UGA launches more than 100 “Double Dawgs” linked-degree programs

Students look at beakers in labStudents at the University of Georgia now have more than 100 opportunities to earn both a bachelor’s degree and a master’s degree in five years or less through a new linked-degree program known as Double Dawgs.

The Double Dawgs program enables students to save time and money by earning a master’s degree in one year instead of two. Upon graduation, they enter the workforce with a more advanced complement of knowledge and skills.

Faculty members in 14 of the university’s schools and colleges have created 113 Double Dawgs programs to date, giving UGA one of the nation’s largest selections of accelerated master’s programs. The complete list of Double Dawgs programs is online at, and additional programs will be added as they are approved.

The UGA College of Engineering will offer 20 Double Dawgs programs initially, including programs that link an engineering undergraduate degree with a masters of business administration (MBA).

“The Double Dawgs program was created to give our ambitious students a competitive advantage after graduation while helping lower the overall cost of obtaining a graduate degree,” said President Jere W. Morehead.  “It also helps to meet the demand across the state—and beyond—for highly qualified workers with advanced, specialized knowledge.”

Vice President for Instruction Rahul Shrivastav explained that students who hold two degrees from UGA have long referred to themselves as “Double Dawgs.” By streamlining the process for creating new linked-degree programs, the university has built on that legacy and dramatically expanded the number of accelerated master’s programs it offers.

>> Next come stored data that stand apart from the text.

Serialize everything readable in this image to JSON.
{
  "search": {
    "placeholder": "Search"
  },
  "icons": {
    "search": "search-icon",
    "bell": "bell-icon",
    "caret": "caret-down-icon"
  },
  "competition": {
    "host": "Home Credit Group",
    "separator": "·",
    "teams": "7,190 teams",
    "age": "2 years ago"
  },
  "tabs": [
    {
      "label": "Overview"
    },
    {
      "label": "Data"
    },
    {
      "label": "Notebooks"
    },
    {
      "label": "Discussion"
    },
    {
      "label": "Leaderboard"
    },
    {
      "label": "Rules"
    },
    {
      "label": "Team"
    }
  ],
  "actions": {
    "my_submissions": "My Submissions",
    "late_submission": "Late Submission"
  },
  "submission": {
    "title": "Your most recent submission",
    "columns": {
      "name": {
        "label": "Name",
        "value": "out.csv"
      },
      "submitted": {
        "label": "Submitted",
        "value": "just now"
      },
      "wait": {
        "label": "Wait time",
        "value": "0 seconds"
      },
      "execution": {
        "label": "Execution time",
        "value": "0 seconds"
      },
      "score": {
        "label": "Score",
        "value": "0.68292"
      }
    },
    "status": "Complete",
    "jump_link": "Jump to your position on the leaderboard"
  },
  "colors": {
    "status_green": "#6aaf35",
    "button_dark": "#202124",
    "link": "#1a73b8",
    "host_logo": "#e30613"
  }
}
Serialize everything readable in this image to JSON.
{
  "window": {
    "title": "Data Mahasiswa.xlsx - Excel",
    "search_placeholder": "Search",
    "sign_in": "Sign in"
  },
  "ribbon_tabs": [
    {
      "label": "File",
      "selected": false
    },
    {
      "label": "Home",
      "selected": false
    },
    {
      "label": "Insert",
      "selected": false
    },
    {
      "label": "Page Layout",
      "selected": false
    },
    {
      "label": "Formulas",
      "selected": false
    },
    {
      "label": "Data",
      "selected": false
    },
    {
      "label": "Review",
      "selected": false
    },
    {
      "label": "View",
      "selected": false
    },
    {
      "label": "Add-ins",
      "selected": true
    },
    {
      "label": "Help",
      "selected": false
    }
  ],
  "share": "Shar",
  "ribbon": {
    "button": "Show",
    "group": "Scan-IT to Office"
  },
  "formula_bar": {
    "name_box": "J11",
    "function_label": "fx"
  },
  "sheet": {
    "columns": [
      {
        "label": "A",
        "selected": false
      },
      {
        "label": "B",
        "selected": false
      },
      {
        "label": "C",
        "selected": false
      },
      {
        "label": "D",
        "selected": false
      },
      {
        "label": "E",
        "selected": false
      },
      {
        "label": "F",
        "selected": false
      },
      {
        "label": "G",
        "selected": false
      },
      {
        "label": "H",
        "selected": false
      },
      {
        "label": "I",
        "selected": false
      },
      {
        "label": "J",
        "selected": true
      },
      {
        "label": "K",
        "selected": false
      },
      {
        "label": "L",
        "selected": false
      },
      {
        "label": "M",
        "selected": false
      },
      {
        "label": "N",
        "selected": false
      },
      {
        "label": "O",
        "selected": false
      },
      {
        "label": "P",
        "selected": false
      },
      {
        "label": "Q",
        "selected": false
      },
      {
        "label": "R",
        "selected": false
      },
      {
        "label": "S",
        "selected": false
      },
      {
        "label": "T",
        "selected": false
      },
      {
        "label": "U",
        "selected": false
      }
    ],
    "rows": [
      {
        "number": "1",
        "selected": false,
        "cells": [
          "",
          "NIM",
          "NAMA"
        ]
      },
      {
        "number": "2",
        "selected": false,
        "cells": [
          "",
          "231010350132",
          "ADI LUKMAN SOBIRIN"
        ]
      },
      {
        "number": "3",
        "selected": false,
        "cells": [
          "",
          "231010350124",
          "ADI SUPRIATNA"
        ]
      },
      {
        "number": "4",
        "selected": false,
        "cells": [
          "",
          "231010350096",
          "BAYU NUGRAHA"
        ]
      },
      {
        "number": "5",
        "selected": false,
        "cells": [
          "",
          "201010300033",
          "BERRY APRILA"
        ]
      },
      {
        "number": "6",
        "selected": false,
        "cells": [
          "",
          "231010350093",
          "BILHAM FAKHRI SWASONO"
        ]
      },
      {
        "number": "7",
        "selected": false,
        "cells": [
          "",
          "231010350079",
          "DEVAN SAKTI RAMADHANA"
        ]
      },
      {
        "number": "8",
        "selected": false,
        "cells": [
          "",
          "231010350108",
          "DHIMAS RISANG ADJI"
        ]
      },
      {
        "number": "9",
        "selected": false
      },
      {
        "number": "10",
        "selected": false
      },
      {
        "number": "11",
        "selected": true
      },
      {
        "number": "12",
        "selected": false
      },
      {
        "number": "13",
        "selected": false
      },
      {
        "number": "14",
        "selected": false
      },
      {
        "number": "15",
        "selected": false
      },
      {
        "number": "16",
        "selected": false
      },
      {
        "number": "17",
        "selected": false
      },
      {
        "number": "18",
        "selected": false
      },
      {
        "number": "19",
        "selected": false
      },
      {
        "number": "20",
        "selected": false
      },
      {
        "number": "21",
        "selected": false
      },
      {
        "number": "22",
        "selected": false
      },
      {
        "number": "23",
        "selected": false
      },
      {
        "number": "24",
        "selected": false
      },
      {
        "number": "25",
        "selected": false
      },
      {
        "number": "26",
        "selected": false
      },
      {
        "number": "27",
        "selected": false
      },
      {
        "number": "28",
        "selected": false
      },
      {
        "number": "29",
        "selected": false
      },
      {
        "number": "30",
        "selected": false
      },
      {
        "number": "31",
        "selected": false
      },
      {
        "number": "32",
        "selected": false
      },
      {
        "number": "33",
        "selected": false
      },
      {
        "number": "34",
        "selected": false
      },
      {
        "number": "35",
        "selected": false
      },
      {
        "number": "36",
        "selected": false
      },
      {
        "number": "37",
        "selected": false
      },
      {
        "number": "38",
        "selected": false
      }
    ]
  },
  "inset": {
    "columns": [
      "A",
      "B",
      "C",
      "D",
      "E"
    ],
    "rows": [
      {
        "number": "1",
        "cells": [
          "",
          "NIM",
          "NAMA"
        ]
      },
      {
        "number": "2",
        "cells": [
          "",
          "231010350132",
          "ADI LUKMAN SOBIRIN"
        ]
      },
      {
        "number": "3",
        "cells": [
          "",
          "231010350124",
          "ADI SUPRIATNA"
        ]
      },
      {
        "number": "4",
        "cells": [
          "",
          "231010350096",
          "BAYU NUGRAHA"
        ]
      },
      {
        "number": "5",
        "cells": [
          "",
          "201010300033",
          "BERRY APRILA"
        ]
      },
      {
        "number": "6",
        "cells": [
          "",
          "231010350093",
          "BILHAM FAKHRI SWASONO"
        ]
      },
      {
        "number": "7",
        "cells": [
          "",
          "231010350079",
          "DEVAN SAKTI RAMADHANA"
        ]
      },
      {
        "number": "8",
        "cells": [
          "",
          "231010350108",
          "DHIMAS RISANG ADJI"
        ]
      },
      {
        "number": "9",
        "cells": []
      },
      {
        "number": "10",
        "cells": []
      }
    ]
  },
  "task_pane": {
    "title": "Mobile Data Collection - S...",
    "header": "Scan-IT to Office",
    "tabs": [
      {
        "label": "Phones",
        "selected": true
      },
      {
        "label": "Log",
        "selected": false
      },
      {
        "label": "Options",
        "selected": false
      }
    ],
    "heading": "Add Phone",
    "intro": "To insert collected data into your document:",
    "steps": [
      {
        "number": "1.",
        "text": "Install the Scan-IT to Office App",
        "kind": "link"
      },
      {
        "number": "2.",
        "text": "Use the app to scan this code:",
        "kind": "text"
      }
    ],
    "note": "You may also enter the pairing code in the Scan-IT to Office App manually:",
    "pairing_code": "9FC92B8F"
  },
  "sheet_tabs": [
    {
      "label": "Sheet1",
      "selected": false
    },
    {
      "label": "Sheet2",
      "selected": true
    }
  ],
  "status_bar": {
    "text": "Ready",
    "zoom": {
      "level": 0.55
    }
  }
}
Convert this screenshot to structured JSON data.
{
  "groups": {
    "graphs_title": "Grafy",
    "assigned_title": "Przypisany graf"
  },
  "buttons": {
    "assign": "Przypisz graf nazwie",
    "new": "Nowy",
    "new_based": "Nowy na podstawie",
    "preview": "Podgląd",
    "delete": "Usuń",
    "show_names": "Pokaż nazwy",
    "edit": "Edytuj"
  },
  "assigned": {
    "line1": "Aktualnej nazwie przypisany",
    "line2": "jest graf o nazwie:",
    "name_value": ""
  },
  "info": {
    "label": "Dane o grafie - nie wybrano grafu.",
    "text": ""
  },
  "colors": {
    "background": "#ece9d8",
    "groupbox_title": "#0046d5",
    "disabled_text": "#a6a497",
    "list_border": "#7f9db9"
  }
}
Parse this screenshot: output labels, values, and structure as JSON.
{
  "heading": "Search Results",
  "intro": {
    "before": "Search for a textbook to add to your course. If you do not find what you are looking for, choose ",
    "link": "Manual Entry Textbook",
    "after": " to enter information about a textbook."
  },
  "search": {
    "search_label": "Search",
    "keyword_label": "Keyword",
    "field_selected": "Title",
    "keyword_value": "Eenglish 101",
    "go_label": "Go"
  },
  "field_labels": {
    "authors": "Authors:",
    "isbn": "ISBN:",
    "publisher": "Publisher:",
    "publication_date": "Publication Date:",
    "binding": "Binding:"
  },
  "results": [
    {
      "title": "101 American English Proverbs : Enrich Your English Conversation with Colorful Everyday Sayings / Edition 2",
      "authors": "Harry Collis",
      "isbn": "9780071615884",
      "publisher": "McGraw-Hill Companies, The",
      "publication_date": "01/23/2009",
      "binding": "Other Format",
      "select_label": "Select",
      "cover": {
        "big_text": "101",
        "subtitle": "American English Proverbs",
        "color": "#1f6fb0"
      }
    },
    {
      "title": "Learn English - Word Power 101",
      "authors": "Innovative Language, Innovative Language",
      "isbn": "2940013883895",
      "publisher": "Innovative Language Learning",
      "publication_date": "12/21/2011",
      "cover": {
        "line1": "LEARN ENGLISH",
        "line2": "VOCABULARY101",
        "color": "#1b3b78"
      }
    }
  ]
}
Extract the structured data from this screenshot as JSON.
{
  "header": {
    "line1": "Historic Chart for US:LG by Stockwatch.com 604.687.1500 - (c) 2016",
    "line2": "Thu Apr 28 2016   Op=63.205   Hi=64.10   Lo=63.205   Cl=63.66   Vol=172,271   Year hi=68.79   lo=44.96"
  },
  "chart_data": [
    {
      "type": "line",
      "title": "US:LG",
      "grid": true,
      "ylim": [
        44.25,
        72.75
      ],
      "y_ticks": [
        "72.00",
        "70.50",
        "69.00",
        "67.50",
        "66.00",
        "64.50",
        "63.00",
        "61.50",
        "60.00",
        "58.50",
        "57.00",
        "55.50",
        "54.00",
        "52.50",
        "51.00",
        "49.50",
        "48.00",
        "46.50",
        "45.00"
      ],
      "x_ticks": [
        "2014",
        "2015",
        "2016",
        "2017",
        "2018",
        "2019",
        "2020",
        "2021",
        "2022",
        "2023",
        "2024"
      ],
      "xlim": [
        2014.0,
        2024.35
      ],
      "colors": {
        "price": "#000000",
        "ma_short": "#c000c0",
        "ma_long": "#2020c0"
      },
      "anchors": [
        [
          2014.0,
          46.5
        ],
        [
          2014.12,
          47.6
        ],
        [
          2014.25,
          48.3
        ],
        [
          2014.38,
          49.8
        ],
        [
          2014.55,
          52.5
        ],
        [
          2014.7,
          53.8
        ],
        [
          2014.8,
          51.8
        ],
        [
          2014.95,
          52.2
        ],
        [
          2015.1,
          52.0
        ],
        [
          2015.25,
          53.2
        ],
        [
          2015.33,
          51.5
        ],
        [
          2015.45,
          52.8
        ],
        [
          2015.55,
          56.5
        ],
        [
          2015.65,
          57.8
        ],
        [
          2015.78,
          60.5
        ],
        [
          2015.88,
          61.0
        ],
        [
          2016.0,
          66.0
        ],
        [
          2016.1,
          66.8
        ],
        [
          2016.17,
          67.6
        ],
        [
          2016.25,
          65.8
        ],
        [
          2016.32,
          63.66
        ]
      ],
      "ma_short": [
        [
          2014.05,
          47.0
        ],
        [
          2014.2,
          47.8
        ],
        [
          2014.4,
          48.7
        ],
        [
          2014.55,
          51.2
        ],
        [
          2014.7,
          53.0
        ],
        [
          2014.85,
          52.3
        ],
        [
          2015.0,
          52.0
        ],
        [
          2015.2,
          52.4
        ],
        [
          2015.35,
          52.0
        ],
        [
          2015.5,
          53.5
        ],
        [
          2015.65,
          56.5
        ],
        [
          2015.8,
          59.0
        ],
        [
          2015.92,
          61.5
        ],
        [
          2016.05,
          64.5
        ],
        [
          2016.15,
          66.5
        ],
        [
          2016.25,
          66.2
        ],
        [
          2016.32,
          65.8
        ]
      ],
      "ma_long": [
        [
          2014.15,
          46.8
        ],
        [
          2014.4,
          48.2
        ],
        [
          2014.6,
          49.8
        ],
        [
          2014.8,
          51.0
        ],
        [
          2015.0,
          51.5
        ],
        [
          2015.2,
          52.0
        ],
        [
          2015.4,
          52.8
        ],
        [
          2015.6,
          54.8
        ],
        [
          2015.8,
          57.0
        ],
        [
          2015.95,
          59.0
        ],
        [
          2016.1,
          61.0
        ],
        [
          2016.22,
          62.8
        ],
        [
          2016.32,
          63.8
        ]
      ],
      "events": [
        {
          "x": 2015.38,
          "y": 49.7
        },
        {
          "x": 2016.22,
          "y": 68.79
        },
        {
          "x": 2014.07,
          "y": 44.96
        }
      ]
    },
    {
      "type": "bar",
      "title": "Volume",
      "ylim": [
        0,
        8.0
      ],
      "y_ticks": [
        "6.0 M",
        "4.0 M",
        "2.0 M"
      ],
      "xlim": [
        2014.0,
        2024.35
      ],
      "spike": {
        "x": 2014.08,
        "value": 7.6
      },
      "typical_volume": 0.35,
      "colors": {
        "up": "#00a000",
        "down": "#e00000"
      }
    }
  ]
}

Through the Double Dawgs program, students accelerate their progress toward a master’s degree by taking rigorous, graduate-level coursework during the final year of their undergraduate studies.

“Our faculty are enthusiastic about this opportunity for students, evidenced by the more than 100 programs that have been approved so far,” Shrivastav said. “We have incredibly talented undergraduate students, and our faculty are looking forward to having them as graduate students in programs that will further advance their opportunities after graduation.”

Senior Vice President for Academic Affairs and Provost Pamela Whitten noted that the demand for the specialized knowledge that graduate education provides continues to grow, with the Bureau of Labor Statistics projecting 18 percent growth in careers requiring a master’s degree compared to 12 percent for degrees requiring a bachelor’s degree alone.

“The demand for graduate education is expected to grow in the coming years in response to the needs of the labor market,” Whitten said. “With more than 100 accelerated master’s programs offered through the Double Dawgs program, the University of Georgia is taking a leadership role in expanding access to graduate education.”